A Marca: “Dopo aver perso in semifinale delle Atp Finals di Torino contro Djokovic ho pianto”

“Devo essere al top del mio gioco, in modo che Sinner non mi sorpassi”. Lo dice Carlos Alcaraz a Marca, prima di infortunarsi al torneo di Rio de Janeiro. E’ ormai chiaro che, al momento, il riferimento del tennis mondiale è l’italiano.
“Ho sempre detto che non esiste alcun segreto, in Sinner. Ha lavorato molto duramente e lo ha dimostrato. In ogni torneo è molto concentrato sulle cose che deve fare, è un gran lavoratore. Ne discuto molte volte con Juan Carlos (Ferrero, ndr) quando lo vediamo. Se lo paragono al Sinner di prima, è diventato più professionale. Prima lo era ma ora lo è ancora di più. Il lavoro quotidiano ripaga ed è quello che è successo con Jannik. E sono felice per lui e la sua squadra. Sento il suo fiato sul collo. Devo essere al massimo del mio gioco per cercare di non lasciarmi raggiungere, e per riconquistare il numero uno”.
Alcaraz e le sconfitte
Alcaraz parla delle sconfitte che gli hanno fatto più male, “come quelle di Zverev e Djokovic alle Atp Finals e l’ultima di Jarry a Buenos Aires. Dopo aver perso in semifinale delle Atp Finals di Torino contro Djokovic ho pianto”.
La filosofia di Sinner
“Ho tutto, non mi manca niente. Non sono mai stato in discoteca, non mi piace andare a dormire tardi. Preferisco giocare a carte con un amico. So di trattare tutte le persone allo stesso modo: se ho davanti a me il numero 1 della classifica o chi pulisce gli spogliatoi, io mi comporto sempre ugualmente, con educazione. Prima di comprare qualcosa guardo sempre il prezzo, sempre. Se vado al ristorante e la pasta al ragù costa molto più di quella al pomodoro, prendo quella al pomodoro. Non perché sia tirchio, ma perché rispetto il denaro. L’unico regalo che mi son fatto è la macchina. Sono passati molti anni da quando ho spaccato una racchetta. La racchetta è la cosa più importante che abbiamo”.
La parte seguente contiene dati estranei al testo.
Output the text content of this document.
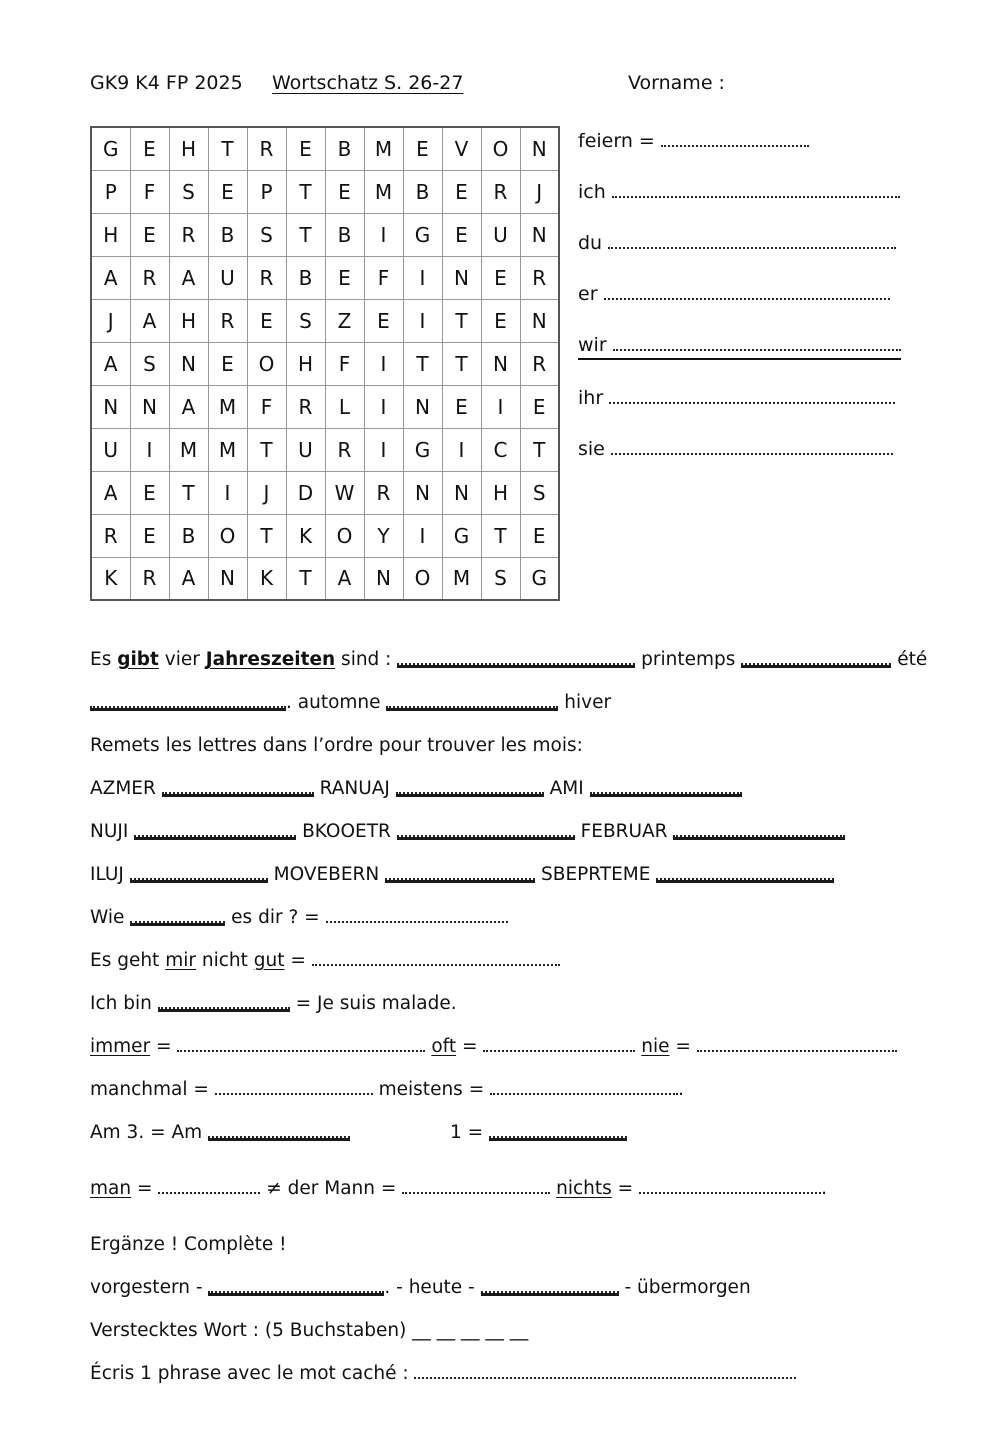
GK9 K4 FP 2025 Wortschatz S. 26-27	Vorname :
G	E	H	T	R	E	B	M	E	V	O	N
P	F	S	E	P	T	E	M	B	E	R	J
H	E	R	B	S	T	B	I	G	E	U	N
A	R	A	U	R	B	E	F	I	N	E	R
J	A	H	R	E	S	Z	E	I	T	E	N
A	S	N	E	O	H	F	I	T	T	N	R
N	N	A	M	F	R	L	I	N	E	I	E
U	I	M	M	T	U	R	I	G	I	C	T
A	E	T	I	J	D	W	R	N	N	H	S
R	E	B	O	T	K	O	Y	I	G	T	E
K	R	A	N	K	T	A	N	O	M	S	G
feiern =
ich
du
er
wir
ihr
sie
Es gibt vier Jahreszeiten sind :	printemps	été
. automne	hiver
Remets les lettres dans l’ordre pour trouver les mois:
AZMER	RANUAJ	AMI
NUJI	BKOOETR	FEBRUAR
ILUJ	MOVEBERN	SBEPRTEME
Wie	es dir ? =
Es geht mir nicht gut =
Ich bin	= Je suis malade.
immer =	oft =	nie =
manchmal =	meistens =	.
Am 3. = Am	1 =
man =	≠ der Mann =	nichts =	.
Ergänze ! Complète !
vorgestern -	. - heute -	- übermorgen
Verstecktes Wort : (5 Buchstaben) __ __ __ __ __
Écris 1 phrase avec le mot caché :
E ancora: “Tutte le partite che si vincono, non si vincono nel giorno in cui si disputano. Si vincono preparandosi per mesi, forse anni, lavorando per quella partita. Vedremo se questo lavoro servirà anche al primo fallimento, vedremo come reagirò. Ma non ho paura di sbagliare, non ci penso. Non vedo che senso abbia pensarci“.